An Arizona court has denied SeaBright Insurance Company’s (“SeaBright”s) motions for summary judgment after the carrier was sued for bad faith during the handling of our client’s worker’s compensation claim. The first motion argued there was insufficient evidence to find the insurance provider acted in bad faith. In their second motion, SeaBright claimed our client failed to provide proper evidence pertaining to medical damages, lost earning capacity, and lost credit reputation. These efforts to avoid legal accountability were denied.
On November 11, 2011, our client, a hardworking well-driller for Yellow Jacket Drilling Services, was in the process of turning a 24-inch pipe wrench, when his back popped, triggering significant spinal pain. Light duty was prescribed after it was impossible for him to return to normal activities. Our client later visited a private physician whose x-rays revealed possible disk injuries.
SeaBright responded by forcing our client to visit Independent Medical Examiners (IME’s) who consistently denied the need for surgery and prescribed common pain medications after considering it a typical back strain.
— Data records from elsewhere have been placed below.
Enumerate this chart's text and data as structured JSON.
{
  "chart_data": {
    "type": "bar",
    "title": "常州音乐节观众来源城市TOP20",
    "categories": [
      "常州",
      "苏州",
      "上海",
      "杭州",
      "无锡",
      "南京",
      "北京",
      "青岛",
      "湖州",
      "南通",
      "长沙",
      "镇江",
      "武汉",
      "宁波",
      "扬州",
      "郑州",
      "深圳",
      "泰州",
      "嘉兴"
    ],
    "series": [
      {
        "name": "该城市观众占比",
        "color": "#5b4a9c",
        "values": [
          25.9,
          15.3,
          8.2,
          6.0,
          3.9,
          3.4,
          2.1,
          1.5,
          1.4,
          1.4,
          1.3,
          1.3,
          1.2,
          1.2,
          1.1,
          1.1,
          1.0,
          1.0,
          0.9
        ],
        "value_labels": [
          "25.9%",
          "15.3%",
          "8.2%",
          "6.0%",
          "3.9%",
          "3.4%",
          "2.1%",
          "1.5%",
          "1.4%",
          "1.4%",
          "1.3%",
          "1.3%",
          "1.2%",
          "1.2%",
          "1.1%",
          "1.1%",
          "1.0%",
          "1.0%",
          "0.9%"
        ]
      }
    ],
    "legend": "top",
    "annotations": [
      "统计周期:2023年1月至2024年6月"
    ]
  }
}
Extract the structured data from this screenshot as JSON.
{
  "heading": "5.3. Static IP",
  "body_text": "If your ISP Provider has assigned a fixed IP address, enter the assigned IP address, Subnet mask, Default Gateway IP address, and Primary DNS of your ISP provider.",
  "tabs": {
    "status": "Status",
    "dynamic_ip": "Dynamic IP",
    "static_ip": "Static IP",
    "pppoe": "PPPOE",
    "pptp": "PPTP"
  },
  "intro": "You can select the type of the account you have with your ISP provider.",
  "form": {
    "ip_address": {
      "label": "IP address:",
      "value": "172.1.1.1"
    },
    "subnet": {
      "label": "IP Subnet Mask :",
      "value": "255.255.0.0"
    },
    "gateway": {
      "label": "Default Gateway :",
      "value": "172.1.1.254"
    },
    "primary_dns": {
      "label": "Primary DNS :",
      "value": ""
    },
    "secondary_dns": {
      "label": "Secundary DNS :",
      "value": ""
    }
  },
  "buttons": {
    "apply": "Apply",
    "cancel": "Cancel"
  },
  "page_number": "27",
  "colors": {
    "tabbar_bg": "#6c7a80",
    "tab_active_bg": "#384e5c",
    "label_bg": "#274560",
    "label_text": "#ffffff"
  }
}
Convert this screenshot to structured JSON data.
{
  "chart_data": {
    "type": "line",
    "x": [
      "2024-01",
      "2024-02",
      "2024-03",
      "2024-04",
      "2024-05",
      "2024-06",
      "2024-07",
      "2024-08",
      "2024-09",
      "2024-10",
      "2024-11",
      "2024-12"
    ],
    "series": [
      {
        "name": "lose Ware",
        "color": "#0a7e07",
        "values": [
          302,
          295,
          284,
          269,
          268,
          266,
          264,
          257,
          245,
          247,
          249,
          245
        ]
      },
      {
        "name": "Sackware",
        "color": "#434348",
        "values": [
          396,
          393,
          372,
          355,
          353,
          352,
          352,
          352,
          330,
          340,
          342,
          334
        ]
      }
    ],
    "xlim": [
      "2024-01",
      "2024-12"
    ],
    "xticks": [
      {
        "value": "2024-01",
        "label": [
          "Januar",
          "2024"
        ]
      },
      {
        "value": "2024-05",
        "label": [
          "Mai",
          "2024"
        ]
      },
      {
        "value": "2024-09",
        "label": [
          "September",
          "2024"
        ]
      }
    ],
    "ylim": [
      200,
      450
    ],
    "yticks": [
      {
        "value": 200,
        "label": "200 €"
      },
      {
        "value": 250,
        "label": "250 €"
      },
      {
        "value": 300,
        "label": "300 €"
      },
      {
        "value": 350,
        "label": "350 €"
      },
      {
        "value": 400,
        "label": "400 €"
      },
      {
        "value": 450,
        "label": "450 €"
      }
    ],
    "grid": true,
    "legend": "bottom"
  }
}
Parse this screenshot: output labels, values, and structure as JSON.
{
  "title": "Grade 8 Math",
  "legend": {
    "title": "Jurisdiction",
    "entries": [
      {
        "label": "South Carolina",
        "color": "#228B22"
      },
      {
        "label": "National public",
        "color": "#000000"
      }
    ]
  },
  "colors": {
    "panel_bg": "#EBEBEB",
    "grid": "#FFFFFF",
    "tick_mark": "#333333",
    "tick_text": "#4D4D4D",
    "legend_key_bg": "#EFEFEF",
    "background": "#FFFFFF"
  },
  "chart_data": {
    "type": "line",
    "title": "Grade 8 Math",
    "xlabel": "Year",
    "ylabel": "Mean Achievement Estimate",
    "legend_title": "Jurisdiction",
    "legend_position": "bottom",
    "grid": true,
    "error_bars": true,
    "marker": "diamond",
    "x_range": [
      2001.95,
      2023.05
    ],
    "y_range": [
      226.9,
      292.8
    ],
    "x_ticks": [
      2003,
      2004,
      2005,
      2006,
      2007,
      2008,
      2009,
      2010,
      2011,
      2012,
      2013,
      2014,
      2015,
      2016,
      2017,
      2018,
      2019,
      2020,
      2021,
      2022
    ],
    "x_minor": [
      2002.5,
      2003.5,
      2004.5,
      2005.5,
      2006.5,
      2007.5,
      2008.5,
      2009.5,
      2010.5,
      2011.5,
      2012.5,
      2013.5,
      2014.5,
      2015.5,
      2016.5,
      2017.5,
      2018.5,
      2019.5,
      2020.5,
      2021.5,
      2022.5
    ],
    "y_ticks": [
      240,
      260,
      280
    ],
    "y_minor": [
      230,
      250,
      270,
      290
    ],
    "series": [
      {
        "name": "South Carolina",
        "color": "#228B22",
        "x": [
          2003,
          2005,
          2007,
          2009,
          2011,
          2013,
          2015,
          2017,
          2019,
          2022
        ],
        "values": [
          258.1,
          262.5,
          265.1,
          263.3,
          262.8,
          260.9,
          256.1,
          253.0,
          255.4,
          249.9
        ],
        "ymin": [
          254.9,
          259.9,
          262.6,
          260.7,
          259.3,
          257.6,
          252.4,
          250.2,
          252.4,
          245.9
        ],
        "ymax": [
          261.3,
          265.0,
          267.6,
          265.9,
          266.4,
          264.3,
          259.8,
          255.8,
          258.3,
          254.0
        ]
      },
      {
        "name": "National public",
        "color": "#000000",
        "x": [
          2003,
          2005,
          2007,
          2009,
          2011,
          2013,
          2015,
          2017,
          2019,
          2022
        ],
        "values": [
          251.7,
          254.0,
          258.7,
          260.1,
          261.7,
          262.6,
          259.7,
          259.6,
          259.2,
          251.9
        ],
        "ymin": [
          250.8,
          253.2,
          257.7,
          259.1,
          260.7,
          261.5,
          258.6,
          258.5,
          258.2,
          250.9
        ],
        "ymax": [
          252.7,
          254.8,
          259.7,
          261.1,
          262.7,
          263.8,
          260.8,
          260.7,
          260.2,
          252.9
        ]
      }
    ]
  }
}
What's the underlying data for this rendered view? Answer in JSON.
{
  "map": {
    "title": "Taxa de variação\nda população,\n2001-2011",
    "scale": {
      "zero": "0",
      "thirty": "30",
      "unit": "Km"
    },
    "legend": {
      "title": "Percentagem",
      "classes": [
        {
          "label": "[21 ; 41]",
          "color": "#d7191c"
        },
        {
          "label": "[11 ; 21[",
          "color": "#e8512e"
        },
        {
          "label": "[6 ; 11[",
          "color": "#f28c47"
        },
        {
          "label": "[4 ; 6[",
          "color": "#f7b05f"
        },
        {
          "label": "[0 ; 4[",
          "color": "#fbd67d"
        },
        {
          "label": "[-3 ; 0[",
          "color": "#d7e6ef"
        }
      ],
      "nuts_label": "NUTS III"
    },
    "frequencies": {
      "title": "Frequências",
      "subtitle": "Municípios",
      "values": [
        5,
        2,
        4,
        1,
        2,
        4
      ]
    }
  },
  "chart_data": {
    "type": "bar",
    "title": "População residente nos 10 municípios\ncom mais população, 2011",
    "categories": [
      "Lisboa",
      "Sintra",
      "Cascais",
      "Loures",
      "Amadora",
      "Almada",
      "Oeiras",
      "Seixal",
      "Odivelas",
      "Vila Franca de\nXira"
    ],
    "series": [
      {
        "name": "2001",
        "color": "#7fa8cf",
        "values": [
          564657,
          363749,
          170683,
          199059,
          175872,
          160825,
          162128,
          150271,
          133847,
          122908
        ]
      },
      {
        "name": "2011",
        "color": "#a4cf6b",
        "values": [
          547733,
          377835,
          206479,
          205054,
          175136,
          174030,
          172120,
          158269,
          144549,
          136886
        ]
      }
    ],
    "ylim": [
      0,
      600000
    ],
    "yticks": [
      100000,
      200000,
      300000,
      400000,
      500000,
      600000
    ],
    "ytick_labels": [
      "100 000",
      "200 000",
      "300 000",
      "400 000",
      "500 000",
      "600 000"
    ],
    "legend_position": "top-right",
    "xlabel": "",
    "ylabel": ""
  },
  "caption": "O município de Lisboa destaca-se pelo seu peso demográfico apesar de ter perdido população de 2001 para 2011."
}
But SeaBright knew it had breached its duty of good faith and fair dealing to this client. Discovery admissions have confirmed that SeaBright failed to conduct a reasonable investigation and failed to provide any reasonable basis for their denial. SeaBright also engaged in pre-textual denials in which they claimed that the injury was pre-existing due to a lack of medical records – – yet they never attempted to obtain the appropriate medical records.
Due to these denials, our client was forced to hire an attorney and request a hearing with the Industrial Commission of Arizona. Yet before the hearing, SeaBright’s selected physician confirmed that our client did in fact sustain an compensable, on-the-job injury. The examiner then recommended injections, surgery, and continued leave from work. Only after this did SeaBright decide to accept the claim for the surgery and other payment benefits.
Nevertheless, SeaBright continued to delay payment by attempting to negotiate a full settlement. Though coverage was admitted October 24th, 2012, benefits did not begin for another several months. The carrier then belatedly authorized a surgery that never should have been delayed in the first place.
In regards to the portion of the lawsuit discussing outstanding damages, our client provided evidence that SeaBright’s bad faith actions caused mental anguish, credit damage, lost earning capacity, and physical impairment. This was corroborated by expert testimony and financial documentation. Here too, SeaBright’s efforts to avoid accountability were denied.
Our Arizona bad faith workers compensation insurance litigation team will continue to advocate on behalf on this client and ensure his grievances are heard and will make every effort to right this insurance wrong.